Mitt Romney has joined previous presumptive presidential nominees in receiving a post-nomination bump in favorable views, reaching a new personal high of 50% in a Gallup poll released Thursday. Romney’s favorability rating is just 2 points lower than President Obama’s, but any celebrations over this new water mark are tempered by its low standing in comparison to recent presidential contenders.
Romney’s 50% favorability rating stands as the second-lowest since Bill Clinton’s in 1992, when the former president was still relatively unknown, and 23% of the nation hadn’t yet to form its opinion on the Democratic nominee. Comparatively, Romney’s current rating is 7 points below Sen. Bob Dole’s, 10 points below Sen. John Kerry’s and 17 points lower than that of his immediate predecessor, Sen.
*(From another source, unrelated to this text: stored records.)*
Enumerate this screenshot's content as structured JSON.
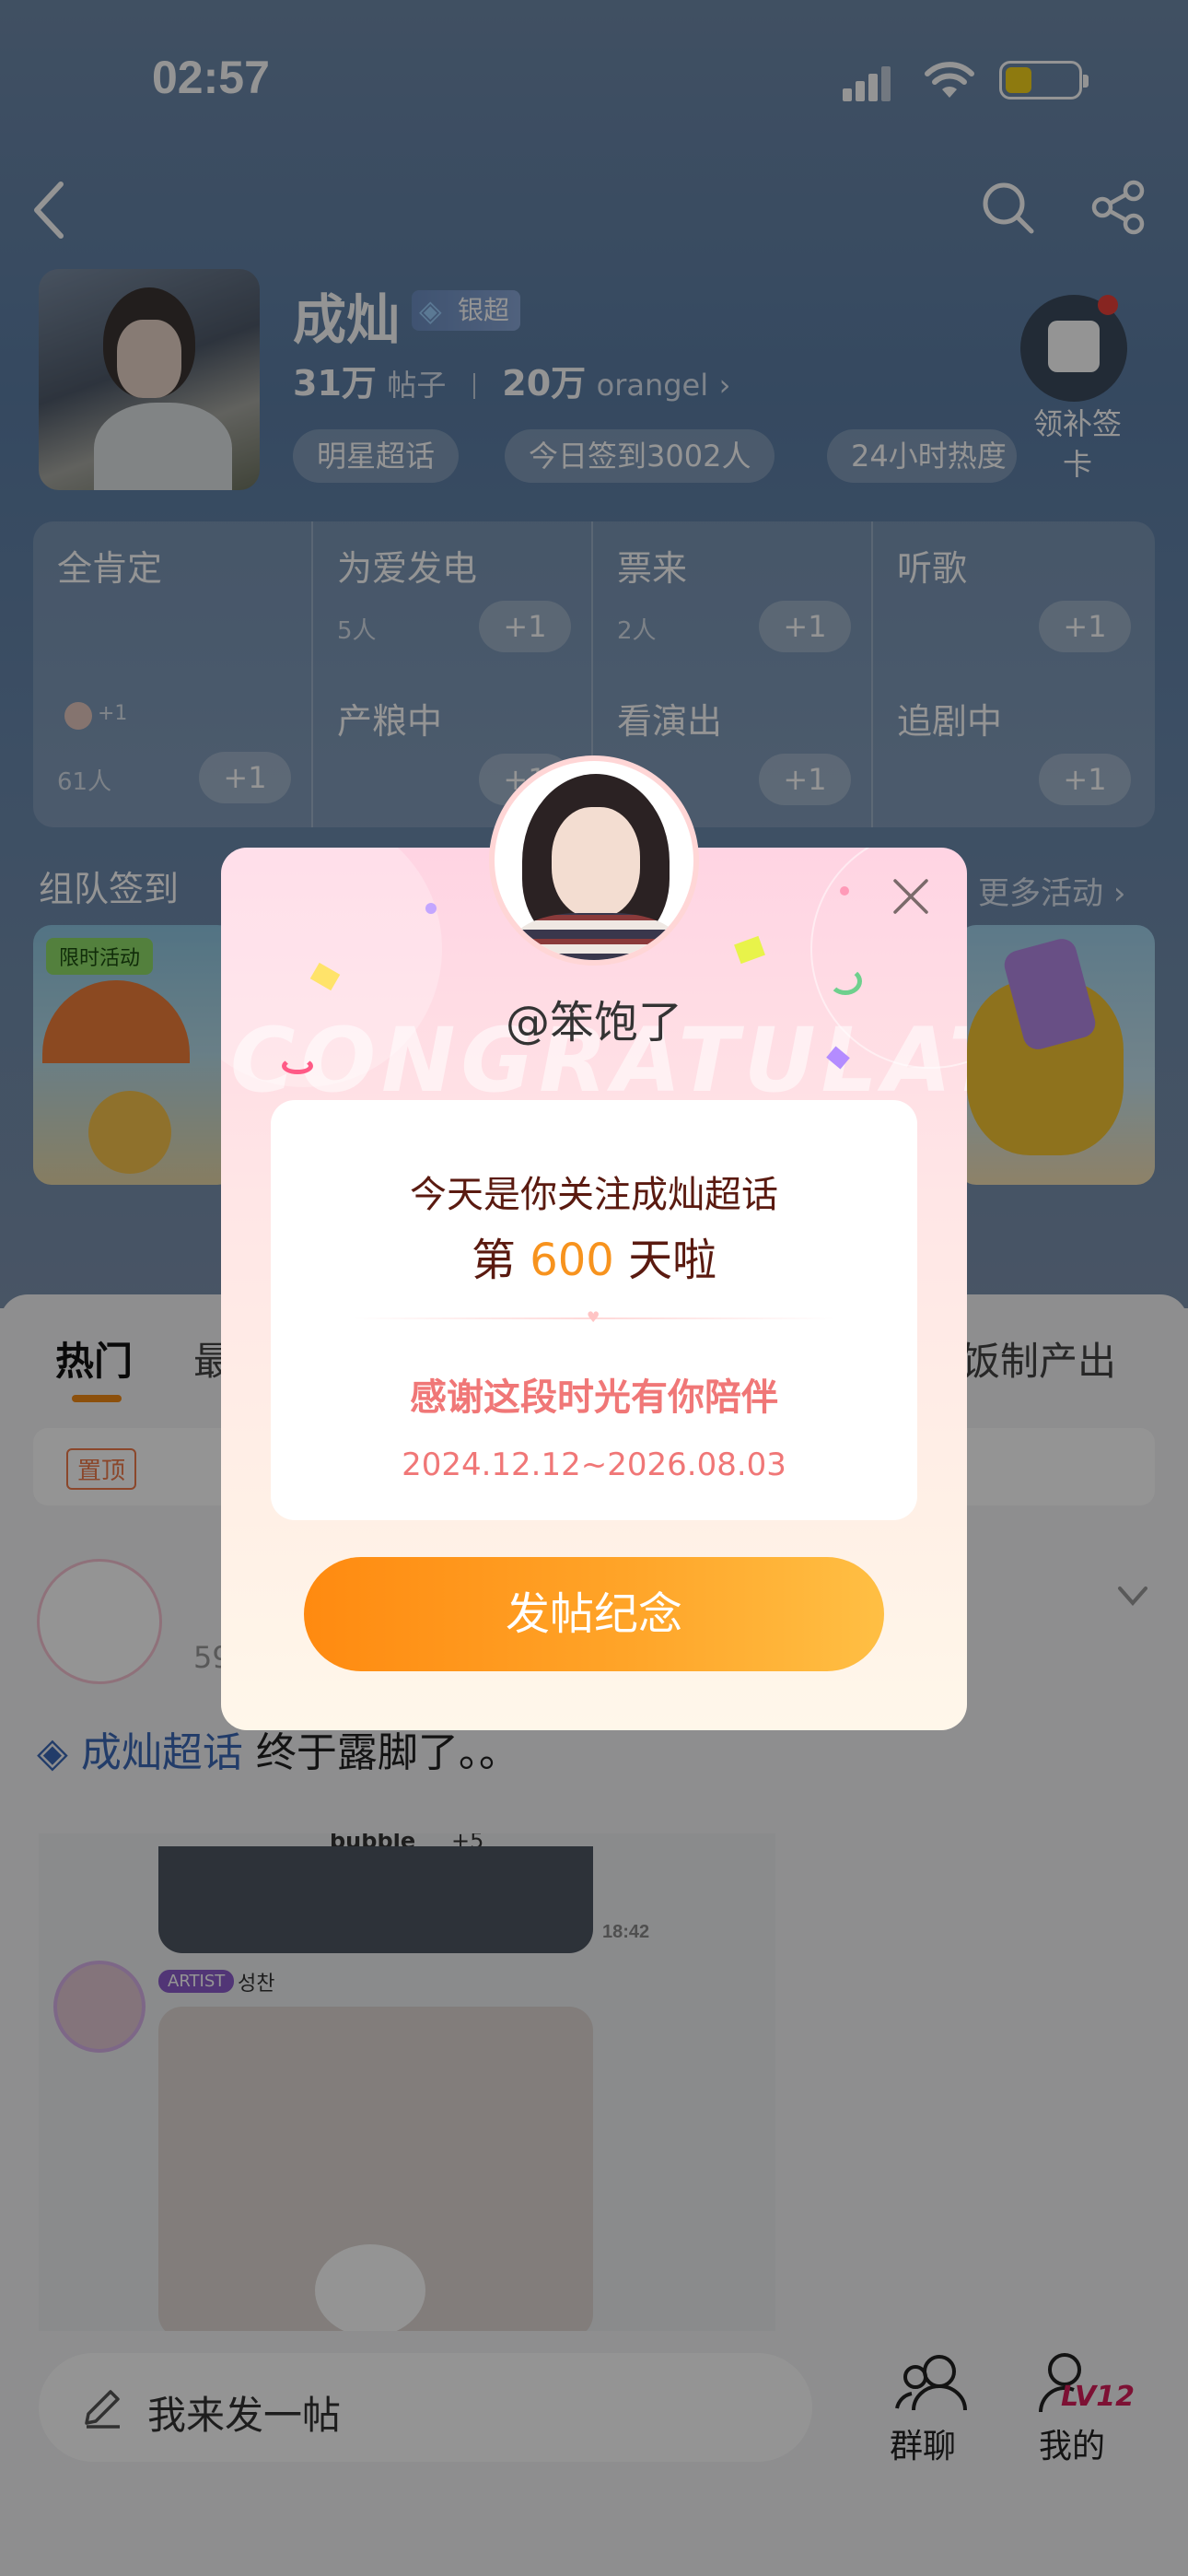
{
  "status_bar": {
    "time": "02:57"
  },
  "header": {
    "title": "成灿",
    "tier_badge": "银超",
    "posts_count": "31万",
    "posts_label": "帖子",
    "fans_count": "20万",
    "fans_label": "orangel",
    "tags": [
      "明星超话",
      "今日签到3002人",
      "24小时热度"
    ],
    "checkin_label": "领补签卡"
  },
  "grid": {
    "cells": [
      {
        "name": "全肯定",
        "count": "61人",
        "plus": "+1"
      },
      {
        "name": "为爱发电",
        "count": "5人",
        "plus": "+1"
      },
      {
        "name": "票来",
        "count": "2人",
        "plus": "+1"
      },
      {
        "name": "听歌",
        "count": "",
        "plus": "+1"
      },
      {
        "name": "产粮中",
        "count": "",
        "plus": "+1"
      },
      {
        "name": "看演出",
        "count": "",
        "plus": "+1"
      },
      {
        "name": "追剧中",
        "count": "",
        "plus": "+1"
      }
    ],
    "small_plus": "+1"
  },
  "team": {
    "title": "组队签到",
    "more": "更多活动",
    "banner_tag": "限时活动"
  },
  "tabs": {
    "items": [
      "热门",
      "最",
      "饭制产出"
    ]
  },
  "pinned": {
    "tag": "置顶"
  },
  "post": {
    "supertopic": "成灿超话",
    "text": "终于露脚了。。",
    "partial_count": "59",
    "artist_badge": "ARTIST",
    "artist_name": "성찬",
    "msg_time": "18:42",
    "bubble_text": "bubble",
    "bubble_extra": "+5"
  },
  "bottom": {
    "post_placeholder": "我来发一帖",
    "group_chat": "群聊",
    "mine": "我的",
    "level": "LV12"
  },
  "modal": {
    "username": "@笨饱了",
    "bg_word": "CONGRATULATE",
    "line1": "今天是你关注成灿超话",
    "line2_prefix": "第",
    "days": "600",
    "line2_suffix": "天啦",
    "thanks": "感谢这段时光有你陪伴",
    "date_range": "2024.12.12~2026.08.03",
    "cta": "发帖纪念"
  },
  "colors": {
    "accent_orange": "#f7931e",
    "header_blue": "#5c7ea6",
    "pink_text": "#f07777",
    "supertopic_blue": "#3b68b6"
  }
}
John McCain.
While McCain’s high initial favorability ratings after seizing the candidacy didn’t lead to success in November, in the previous five presidential elections, the presidency has gone to the individual with the highest favorability ratings at the time of the election.
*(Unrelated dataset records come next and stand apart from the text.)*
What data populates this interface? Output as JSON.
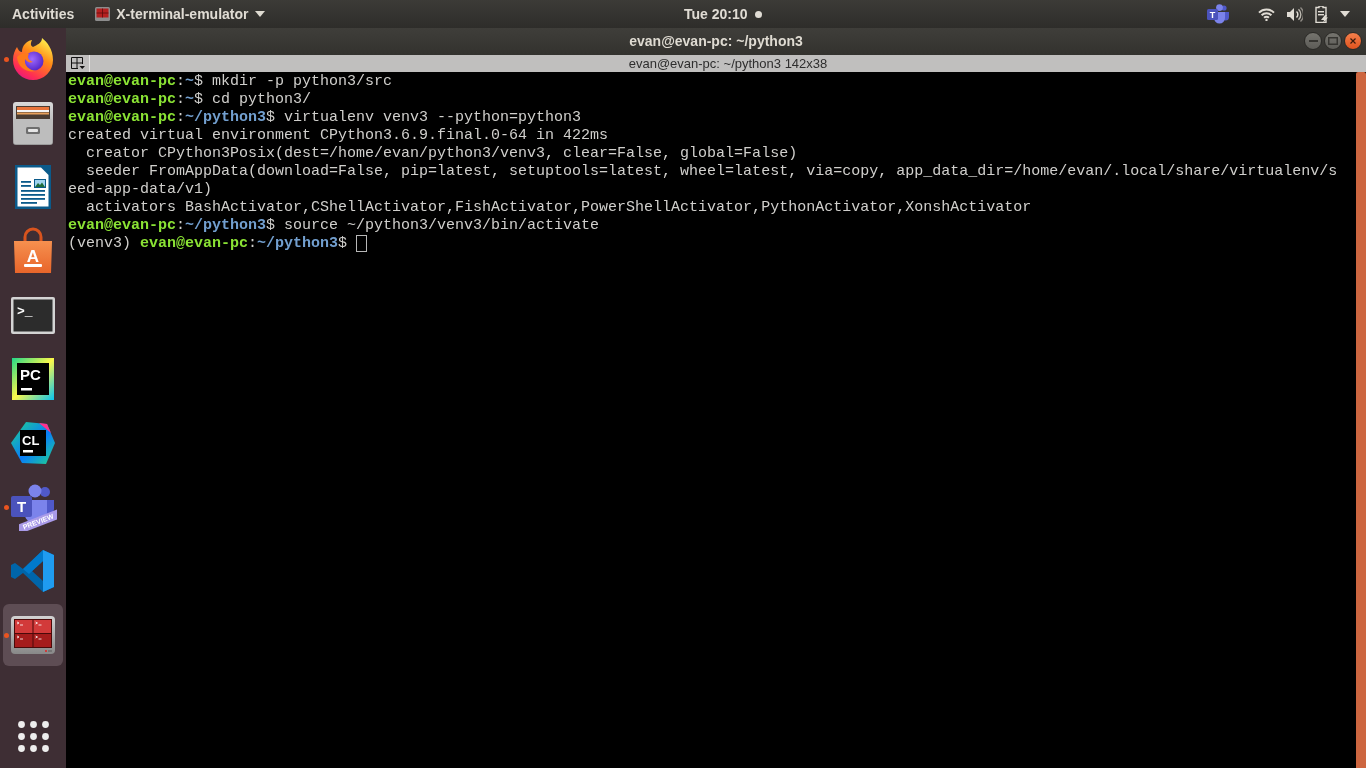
{
  "top_bar": {
    "activities": "Activities",
    "app_menu": "X-terminal-emulator",
    "clock": "Tue 20:10",
    "notification": true,
    "tray_app": {
      "label": "T"
    }
  },
  "dock": {
    "items": [
      {
        "kind": "browser",
        "running": true,
        "selected": false
      },
      {
        "kind": "cabinet",
        "running": false,
        "selected": false
      },
      {
        "kind": "writer",
        "running": false,
        "selected": false
      },
      {
        "kind": "store",
        "label": "A",
        "running": false,
        "selected": false
      },
      {
        "kind": "terminal",
        "label": ">_",
        "running": false,
        "selected": false
      },
      {
        "kind": "pcide",
        "label": "PC",
        "running": false,
        "selected": false
      },
      {
        "kind": "clide",
        "label": "CL",
        "running": false,
        "selected": false
      },
      {
        "kind": "chat",
        "label": "T",
        "ribbon": "PREVIEW",
        "running": true,
        "selected": false
      },
      {
        "kind": "editor",
        "running": false,
        "selected": false
      },
      {
        "kind": "multiterm",
        "running": true,
        "selected": true
      }
    ]
  },
  "window": {
    "title": "evan@evan-pc: ~/python3"
  },
  "terminal": {
    "title": "evan@evan-pc: ~/python3 142x38",
    "lines": [
      {
        "cursor": false,
        "segments": [
          {
            "kind": "user",
            "text": "evan@evan-pc"
          },
          {
            "kind": "plain",
            "text": ":"
          },
          {
            "kind": "path",
            "text": "~"
          },
          {
            "kind": "plain",
            "text": "$ mkdir -p python3/src"
          }
        ]
      },
      {
        "cursor": false,
        "segments": [
          {
            "kind": "user",
            "text": "evan@evan-pc"
          },
          {
            "kind": "plain",
            "text": ":"
          },
          {
            "kind": "path",
            "text": "~"
          },
          {
            "kind": "plain",
            "text": "$ cd python3/"
          }
        ]
      },
      {
        "cursor": false,
        "segments": [
          {
            "kind": "user",
            "text": "evan@evan-pc"
          },
          {
            "kind": "plain",
            "text": ":"
          },
          {
            "kind": "path",
            "text": "~/python3"
          },
          {
            "kind": "plain",
            "text": "$ virtualenv venv3 --python=python3"
          }
        ]
      },
      {
        "cursor": false,
        "segments": [
          {
            "kind": "plain",
            "text": "created virtual environment CPython3.6.9.final.0-64 in 422ms"
          }
        ]
      },
      {
        "cursor": false,
        "segments": [
          {
            "kind": "plain",
            "text": "  creator CPython3Posix(dest=/home/evan/python3/venv3, clear=False, global=False)"
          }
        ]
      },
      {
        "cursor": false,
        "segments": [
          {
            "kind": "plain",
            "text": "  seeder FromAppData(download=False, pip=latest, setuptools=latest, wheel=latest, via=copy, app_data_dir=/home/evan/.local/share/virtualenv/seed-app-data/v1)"
          }
        ]
      },
      {
        "cursor": false,
        "segments": [
          {
            "kind": "plain",
            "text": "  activators BashActivator,CShellActivator,FishActivator,PowerShellActivator,PythonActivator,XonshActivator"
          }
        ]
      },
      {
        "cursor": false,
        "segments": [
          {
            "kind": "user",
            "text": "evan@evan-pc"
          },
          {
            "kind": "plain",
            "text": ":"
          },
          {
            "kind": "path",
            "text": "~/python3"
          },
          {
            "kind": "plain",
            "text": "$ source ~/python3/venv3/bin/activate"
          }
        ]
      },
      {
        "cursor": true,
        "segments": [
          {
            "kind": "plain",
            "text": "(venv3) "
          },
          {
            "kind": "user",
            "text": "evan@evan-pc"
          },
          {
            "kind": "plain",
            "text": ":"
          },
          {
            "kind": "path",
            "text": "~/python3"
          },
          {
            "kind": "plain",
            "text": "$"
          }
        ]
      }
    ]
  }
}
When Gallup last polled Romney’s favorability in February, he was still mired in a primary battle, with Rick Santorum’s campaign building momentum and the former Massachusetts governor’s lauded inevitability looking less-than-certain. Since then, the primary field has been cleared, and Romney has seen an expectedly significant jump in the polls. Though the numbers remain statistically unchanged among Democrats, 22% more Republicans and 11% more Independents now have a favorable opinion of Romney, with just 7% of Republicans now seeing him in an unfavorable light.